Les femmes que vous sublimez par un regard décalé sont vos modèles de predilection. Avez-vous des muses ? J’aime les représenter dans des situations burlesques et glamour, mais toujours en laissant leur personnalité s’exprimer. C’est une question d’âme. Les femmes de ma vie sont mes muses : mon ex-femme et mère de mon fils, une amie avec laquelle je travaille depuis plus de quinze ans, et ma compagne. Mais d’autres personnages majeurs entrent en scène dans mes photos, le décor en étant partie intégrante. Photographier devant une porte ou un mur m’ennuierait à mourir. La couleur saturée et lumineuse ajoute à l’esthétique de mes projets. Ces ingrédients créent une juste fusion entre légèreté, humour et folie.

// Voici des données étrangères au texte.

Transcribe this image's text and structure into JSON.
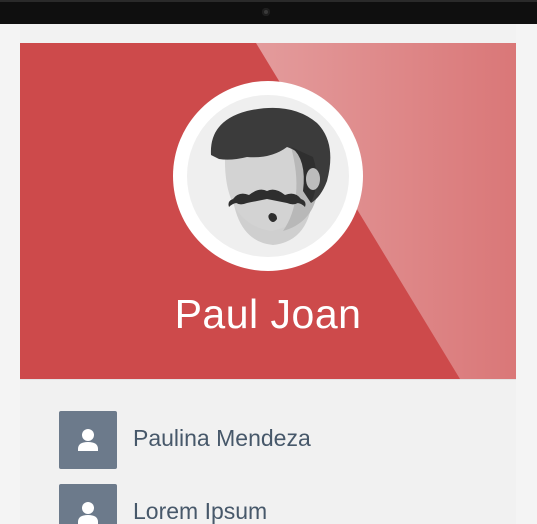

Quels sont vos projets ? Je travaille sur une exposition particulière, intitulée « In and Out ». Je vends également mes photos au format numérique NFT, ce qui amène les amateurs d’art à penser que j’utilise l’intelligence artificielle dans mes créations. Avec un ami spécialisé dans cette technologie, nous avons décidé de présenter certaines de mes œuvres accompagnées d’une version parallèle créée par IA, transposant mes modèles dans des décors hallucinants. L’exposition se déroulera au prestigieux studio Harcourt à Paris, sans date précise pour le moment. Ce sera un hommage aux progrès technologiques, mais surtout à l’aspect humain, irremplaçable en photographie.